The move is so unusual even that the Chartered Institute of Public Finance and Accountancy told Highways they were not aware of it.
Commuted sums are usually paid by developers or other third parties to highway authorities as compensation for the future maintenance costs attached to newly created highways or highway improvements related to their developments - commonly housing.
The sums can be secured through legal agreements made with developers and landowners under Sections 38 and/or 278 of the Highways Act 1980 (“the 1980 Act”) and have been increasingly used to secure maintenance compensation on assets in recent years given the revenue cuts in local government.
A commuted sum is a single payment invested over an agreed period and from this amount the cost of maintenance is drawn down.
However, in a bid to move funding out of capital and into revenue and thus set up a pot of cash that can be used for maintenance, some authorities are now charging commuted sums against their own works.
Public sector accountancy rules create a divide between capital and revenue in local authority spending, though councils have been granted increasing flexibility in recent years, in part as a response to authorities becoming revenue poor under austerity.
One authority said it had sought to solve the problem by 'turning capital into revenue through charging commuted sums to our own schemes and taking a margin as a whole life cost'.
This practice has been adopted by a number of other authorities. One major county council said that under its internal commuted sums system 'instead of having to prove maintenance on a specific asset the audit trail on the commuted sum is charged to yourself, and it seems to be enough if you attach it to an asset type'.

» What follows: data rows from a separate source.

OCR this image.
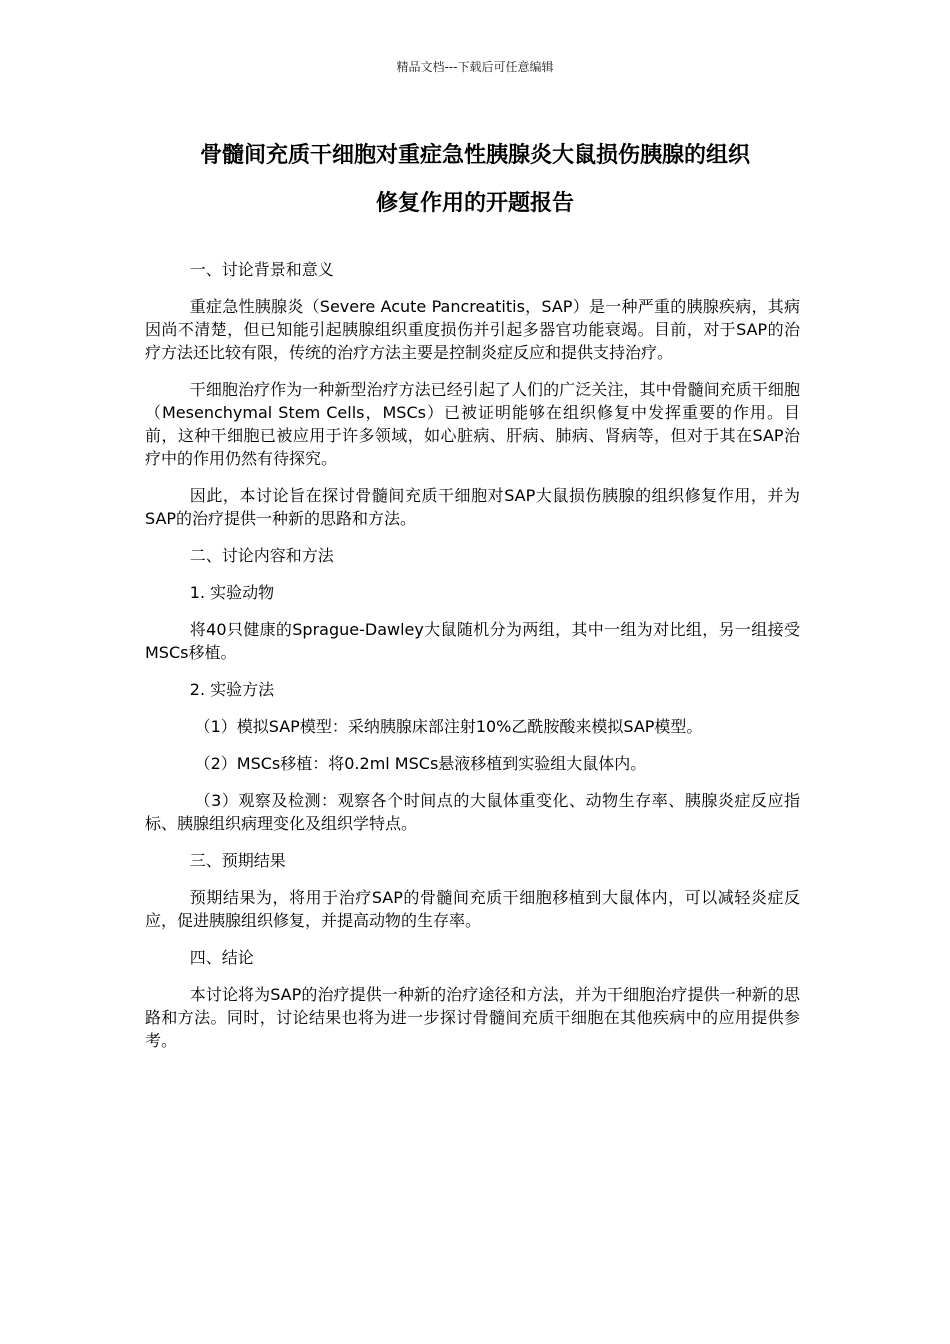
精品文档---下载后可任意编辑
骨髓间充质干细胞对重症急性胰腺炎大鼠损伤胰腺的组织
修复作用的开题报告

一、讨论背景和意义

重症急性胰腺炎（Severe Acute Pancreatitis，SAP）是一种严重的胰腺疾病，其病因尚不清楚，但已知能引起胰腺组织重度损伤并引起多器官功能衰竭。目前，对于SAP的治疗方法还比较有限，传统的治疗方法主要是控制炎症反应和提供支持治疗。

干细胞治疗作为一种新型治疗方法已经引起了人们的广泛关注，其中骨髓间充质干细胞（Mesenchymal Stem Cells，MSCs）已被证明能够在组织修复中发挥重要的作用。目前，这种干细胞已被应用于许多领域，如心脏病、肝病、肺病、肾病等，但对于其在SAP治疗中的作用仍然有待探究。

因此，本讨论旨在探讨骨髓间充质干细胞对SAP大鼠损伤胰腺的组织修复作用，并为SAP的治疗提供一种新的思路和方法。

二、讨论内容和方法

1. 实验动物

将40只健康的Sprague-Dawley大鼠随机分为两组，其中一组为对比组，另一组接受MSCs移植。

2. 实验方法

（1）模拟SAP模型：采纳胰腺床部注射10%乙酰胺酸来模拟SAP模型。

（2）MSCs移植：将0.2ml MSCs悬液移植到实验组大鼠体内。

（3）观察及检测：观察各个时间点的大鼠体重变化、动物生存率、胰腺炎症反应指标、胰腺组织病理变化及组织学特点。

三、预期结果

预期结果为，将用于治疗SAP的骨髓间充质干细胞移植到大鼠体内，可以减轻炎症反应，促进胰腺组织修复，并提高动物的生存率。

四、结论

本讨论将为SAP的治疗提供一种新的治疗途径和方法，并为干细胞治疗提供一种新的思路和方法。同时，讨论结果也将为进一步探讨骨髓间充质干细胞在其他疾病中的应用提供参考。
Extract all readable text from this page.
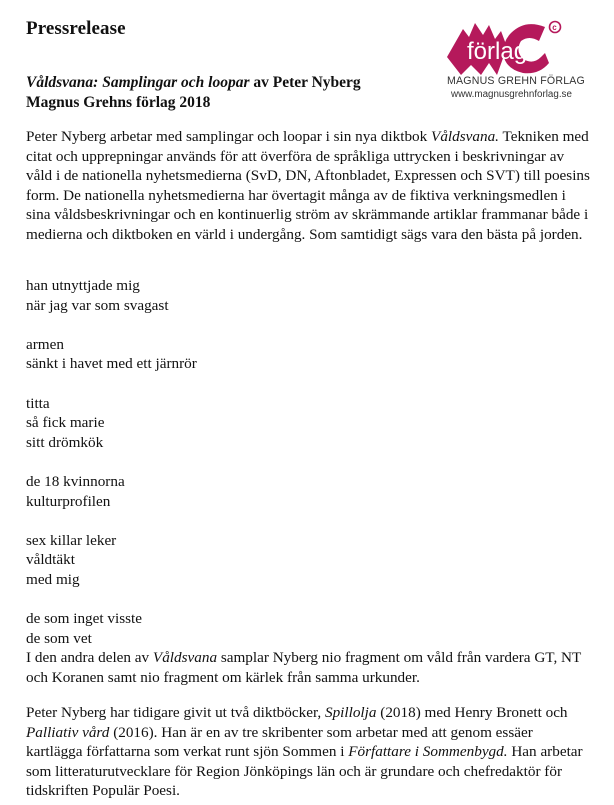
Pressrelease
Våldsvana: Samplingar och loopar av Peter Nyberg
Magnus Grehns förlag 2018
förlag.
c
MAGNUS GREHN FÖRLAG
www.magnusgrehnforlag.se
Peter Nyberg arbetar med samplingar och loopar i sin nya diktbok Våldsvana. Tekniken med citat och upprepningar används för att överföra de språkliga uttrycken i beskrivningar av våld i de nationella nyhetsmedierna (SvD, DN, Aftonbladet, Expressen och SVT) till poesins form. De nationella nyhetsmedierna har övertagit många av de fiktiva verkningsmedlen i sina våldsbeskrivningar och en kontinuerlig ström av skrämmande artiklar frammanar både i medierna och diktboken en värld i undergång. Som samtidigt sägs vara den bästa på jorden.
han utnyttjade mig
när jag var som svagast
armen
sänkt i havet med ett järnrör
titta
så fick marie
sitt drömkök
de 18 kvinnorna
kulturprofilen
sex killar leker
våldtäkt
med mig
de som inget visste
de som vet
I den andra delen av Våldsvana samplar Nyberg nio fragment om våld från vardera GT, NT och Koranen samt nio fragment om kärlek från samma urkunder.
Peter Nyberg har tidigare givit ut två diktböcker, Spillolja (2018) med Henry Bronett och Palliativ vård (2016). Han är en av tre skribenter som arbetar med att genom essäer kartlägga författarna som verkat runt sjön Sommen i Författare i Sommenbygd. Han arbetar som litteraturutvecklare för Region Jönköpings län och är grundare och chefredaktör för tidskriften Populär Poesi.
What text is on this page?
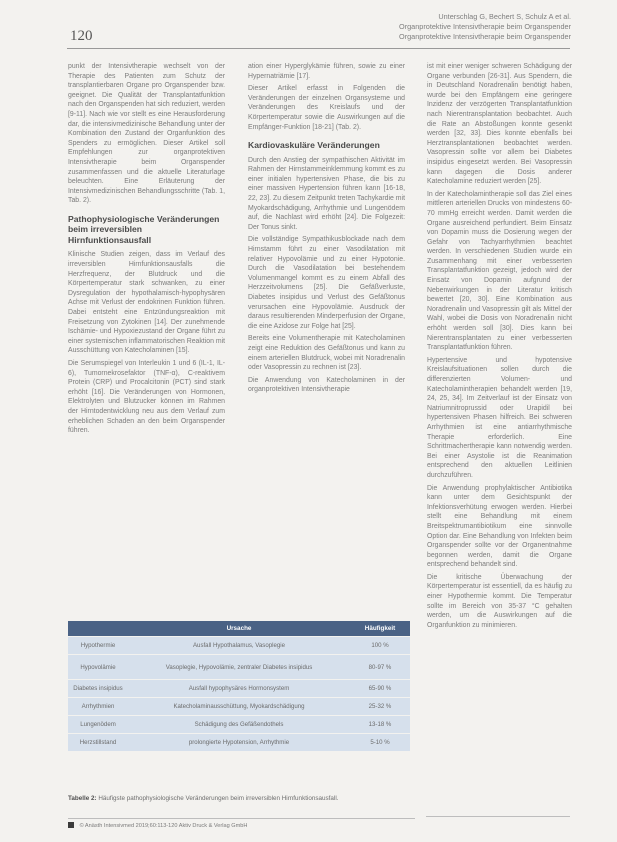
120
Unterschlag G, Bechert S, Schulz A et al.
Organprotektive Intensivtherapie beim Organspender
Organprotektive Intensivtherapie beim Organspender

punkt der Intensivtherapie wechselt von der Therapie des Patienten zum Schutz der transplantierbaren Organe pro Organspender bzw. geeignet. Die Qualität der Transplantatfunktion nach den Organspenden hat sich reduziert, werden [9-11]. Nach wie vor stellt es eine Herausforderung dar, die intensivmedizinische Behandlung unter der Kombination den Zustand der Organfunktion des Spenders zu ermöglichen. Dieser Artikel soll Empfehlungen zur organprotektiven Intensivtherapie beim Organspender zusammenfassen und die aktuelle Literaturlage beleuchten. Eine Erläuterung der Intensivmedizinischen Behandlungsschritte (Tab. 1, Tab. 2).

Pathophysiologische Veränderungen beim irreversiblen Hirnfunktionsausfall

Klinische Studien zeigen, dass im Verlauf des irreversiblen Hirnfunktionsausfalls die Herzfrequenz, der Blutdruck und die Körpertemperatur stark schwanken, zu einer Dysregulation der hypothalamisch-hypophysären Achse mit Verlust der endokrinen Funktion führen. Dabei entsteht eine Entzündungsreaktion mit Freisetzung von Zytokinen [14]. Der zunehmende Ischämie- und Hypoxiezustand der Organe führt zu einer systemischen inflammatorischen Reaktion mit Ausschüttung von Katecholaminen [15].

Die Serumspiegel von Interleukin 1 und 6 (IL-1, IL-6), Tumornekrosefaktor (TNF-α), C-reaktivem Protein (CRP) und Procalcitonin (PCT) sind stark erhöht [16]. Die Veränderungen von Hormonen, Elektrolyten und Blutzucker können im Rahmen der Hirntodentwicklung neu aus dem Verlauf zum erheblichen Schaden an den beim Organspender führen.

ation einer Hyperglykämie führen, sowie zu einer Hypernatriämie [17].

Dieser Artikel erfasst in Folgenden die Veränderungen der einzelnen Organsysteme und Veränderungen des Kreislaufs und der Körpertemperatur sowie die Auswirkungen auf die Empfänger-Funktion [18-21] (Tab. 2).

Kardiovaskuläre Veränderungen

Durch den Anstieg der sympathischen Aktivität im Rahmen der Hirnstammeinklemmung kommt es zu einer initialen hypertensiven Phase, die bis zu einer massiven Hypertension führen kann [16-18, 22, 23]. Zu diesem Zeitpunkt treten Tachykardie mit Myokardschädigung, Arrhythmie und Lungenödem auf, die Nachlast wird erhöht [24]. Die Folgezeit: Der Tonus sinkt.

Die vollständige Sympathikusblockade nach dem Hirnstamm führt zu einer Vasodilatation mit relativer Hypovolämie und zu einer Hypotonie. Durch die Vasodilatation bei bestehendem Volumenmangel kommt es zu einem Abfall des Herzzeitvolumens [25]. Die Gefäßverluste, Diabetes insipidus und Verlust des Gefäßtonus verursachen eine Hypovolämie. Ausdruck der daraus resultierenden Minderperfusion der Organe, die eine Azidose zur Folge hat [25].

Bereits eine Volumentherapie mit Katecholaminen zeigt eine Reduktion des Gefäßtonus und kann zu einem arteriellen Blutdruck, wobei mit Noradrenalin oder Vasopressin zu rechnen ist [23].

Die Anwendung von Katecholaminen in der organprotektiven Intensivtherapie

ist mit einer weniger schweren Schädigung der Organe verbunden [26-31]. Aus Spendern, die in Deutschland Noradrenalin benötigt haben, wurde bei den Empfängern eine geringere Inzidenz der verzögerten Transplantatfunktion nach Nierentransplantation beobachtet. Auch die Rate an Abstoßungen konnte gesenkt werden [32, 33]. Dies konnte ebenfalls bei Herztransplantationen beobachtet werden. Vasopressin sollte vor allem bei Diabetes insipidus eingesetzt werden. Bei Vasopressin kann dagegen die Dosis anderer Katecholamine reduziert werden [25].

In der Katecholamintherapie soll das Ziel eines mittleren arteriellen Drucks von mindestens 60-70 mmHg erreicht werden. Damit werden die Organe ausreichend perfundiert. Beim Einsatz von Dopamin muss die Dosierung wegen der Gefahr von Tachyarrhythmien beachtet werden. In verschiedenen Studien wurde ein Zusammenhang mit einer verbesserten Transplantatfunktion gezeigt, jedoch wird der Einsatz von Dopamin aufgrund der Nebenwirkungen in der Literatur kritisch bewertet [20, 30]. Eine Kombination aus Noradrenalin und Vasopressin gilt als Mittel der Wahl, wobei die Dosis von Noradrenalin nicht erhöht werden soll [30]. Dies kann bei Nierentransplantaten zu einer verbesserten Transplantatfunktion führen.

Hypertensive und hypotensive Kreislaufsituationen sollen durch die differenzierten Volumen- und Katecholamintherapien behandelt werden [19, 24, 25, 34]. Im Zeitverlauf ist der Einsatz von Natriumnitroprussid oder Urapidil bei hypertensiven Phasen hilfreich. Bei schweren Arrhythmien ist eine antiarrhythmische Therapie erforderlich. Eine Schrittmachertherapie kann notwendig werden. Bei einer Asystolie ist die Reanimation entsprechend den aktuellen Leitlinien durchzuführen.

Die Anwendung prophylaktischer Antibiotika kann unter dem Gesichtspunkt der Infektionsverhütung erwogen werden. Hierbei stellt eine Behandlung mit einem Breitspektrumantibiotikum eine sinnvolle Option dar. Eine Behandlung von Infekten beim Organspender sollte vor der Organentnahme begonnen werden, damit die Organe entsprechend behandelt sind.

Die kritische Überwachung der Körpertemperatur ist essentiell, da es häufig zu einer Hypothermie kommt. Die Temperatur sollte im Bereich von 35-37 °C gehalten werden, um die Auswirkungen auf die Organfunktion zu minimieren.

	Ursache	Häufigkeit
Hypothermie	Ausfall Hypothalamus, Vasoplegie	100 %
Hypovolämie	Vasoplegie, Hypovolämie, zentraler Diabetes insipidus	80-97 %
Diabetes insipidus	Ausfall hypophysäres Hormonsystem	65-90 %
Arrhythmien	Katecholaminausschüttung, Myokardschädigung	25-32 %
Lungenödem	Schädigung des Gefäßendothels	13-18 %
Herzstillstand	prolongierte Hypotension, Arrhythmie	5-10 %
Tabelle 2: Häufigste pathophysiologische Veränderungen beim irreversiblen Hirnfunktionsausfall.
© Anästh Intensivmed 2019;60:113-120 Aktiv Druck & Verlag GmbH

Highways understands that capital spending can be used for tradional revenue purposes such as maintenance if local authorities can make the case that it will enhance the life of the asset, thus satisfying the public accountancy rules.
Authorities have also complained that it can be difficult to claim back commuted sums when the council holds the funding centrally.
Commuted sums: a snapshot of use
A survey of more than 10 authorities, carried out by the Future Highways Research Club, managed by Proving Services found that commuted sums are charged over a range of years from 15 to 60 years, with 30 years the average.
When asked whether the full cost of maintenance was usually recovered three authorities said yes, five said no and three were unsure.
Finally when asked if developers challenge the charges, most said no; a couple said they had been challenged but not successfully.
Islington LBC has previously said that a recent court case (“the Redrow case”) 'confirms that it is appropriate for Authorities to use these powers to seek commuted sums for all elements of future highway maintenance'.